I watched Transformers in theaters ten years ago. Among the things I enjoyed was the music. Steve Jablonsky’s Transformers scores have all had a certain style: electronic-heavy, percussion-driven, and fast-paced music with zero restraint. Jablonsky returns for his fifth score and it’s… different. There’s over two hours of music released, making this the most complete official release of any of the scores. The music itself is also… different.
What first hit me was the quiet restraint found in several tracks (“Izzy”, “Running Out of Tomorrows”, “Merlin’s Staff”, “Seglass Ni Tonday” and others). Unlike past scores these tracks have definitive themes, aren’t reliant on fast drum beats and provide a traditional sound from all the computerized noise. The melodies aren’t anything spectacular but for Transformers it’s a welcome change. You can actually believe they were performed by an orchestra.
“Quintessa” is another new addition to the established sound. Harsh horns and a deep electronic undercurrent remind me of Alien: Covenant‘s unsettling material. For a villain theme it’s welcome in its difference even when more usual instruments start taking over. This is paralleled in “History of Transformers” before it goes down generic lane.
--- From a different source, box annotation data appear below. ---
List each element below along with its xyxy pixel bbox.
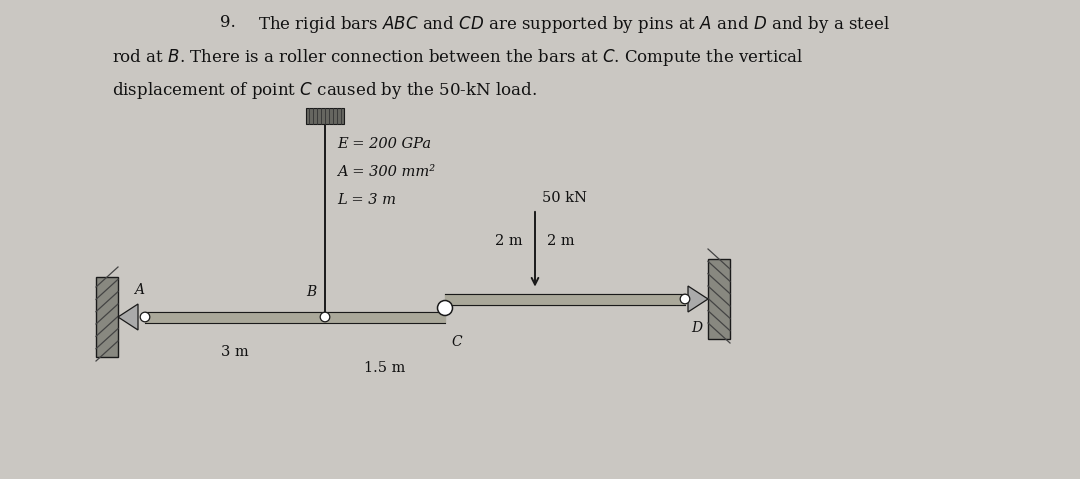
Bar [306, 108, 345, 124]
Text: 9.: 9. [220, 14, 235, 31]
Text: A: A [134, 283, 144, 297]
Text: 1.5 m: 1.5 m [364, 361, 406, 375]
Text: 2 m: 2 m [496, 234, 523, 248]
Circle shape [437, 300, 453, 316]
Bar [708, 259, 730, 339]
Text: displacement of point $\mathit{C}$ caused by the 50-kN load.: displacement of point $\mathit{C}$ cause… [112, 80, 537, 101]
Text: 3 m: 3 m [221, 344, 248, 358]
Text: rod at $\mathit{B}$. There is a roller connection between the bars at $\mathit{C: rod at $\mathit{B}$. There is a roller c… [112, 47, 804, 68]
Polygon shape [118, 304, 138, 330]
Text: E = 200 GPa: E = 200 GPa [337, 137, 431, 151]
Text: The rigid bars $\mathit{ABC}$ and $\mathit{CD}$ are supported by pins at $\mathi: The rigid bars $\mathit{ABC}$ and $\math… [258, 14, 890, 35]
Text: D: D [691, 321, 702, 335]
Text: 2 m: 2 m [546, 234, 575, 248]
Text: C: C [451, 335, 461, 349]
Bar [96, 277, 118, 357]
Circle shape [320, 312, 329, 322]
Text: 50 kN: 50 kN [542, 191, 588, 205]
Text: B: B [306, 285, 316, 299]
Circle shape [140, 312, 150, 322]
Text: L = 3 m: L = 3 m [337, 193, 396, 207]
Circle shape [680, 294, 690, 304]
Text: A = 300 mm²: A = 300 mm² [337, 165, 435, 179]
Polygon shape [688, 286, 708, 312]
Strangely, the main series themes are absent throughout over half the score. That is until “Two Moons” where an old Deception motif makes a sudden appearance. “Your Voice” briefly reintroduces another old motif before an Optimus Prime cue makes a welcome return. The theme from “Arrival to Earth” in the first film also comes back in “I Had My Moment”. The most satisfying reappearances are “Did You Forget Who I Am”, a reworked Optimus cue from the first film, and “Calling All Autobots”, the reworked Autobot theme from the first film.
That doesn’t mean standard action pieces are forgotten. “The Coming of Cybertron” and “Megatron Negotiation”, among others, assault the ears with unforgiving electronics and electric guitars. If you’ve listened to other Jablonsky scores it’s nothing new. Many other tracks (which I won’t name here) contain more of the action score tropes we’ve all come to expect. The Inception horn even makes a unfortunate cameo.
Transformers: The Last Knight has 34 tracks on the album. About half are straight-up action pieces we’ve heard a thousand times. Don’t get me wrong, this is still a Transformers score, first and foremost. However it also has quiet moments, string solos, plenty of callbacks to previous scores and incorporates several popular themes. Overall, this is arguably Jablonsky’s most varied score of the franchise and among his better compositions.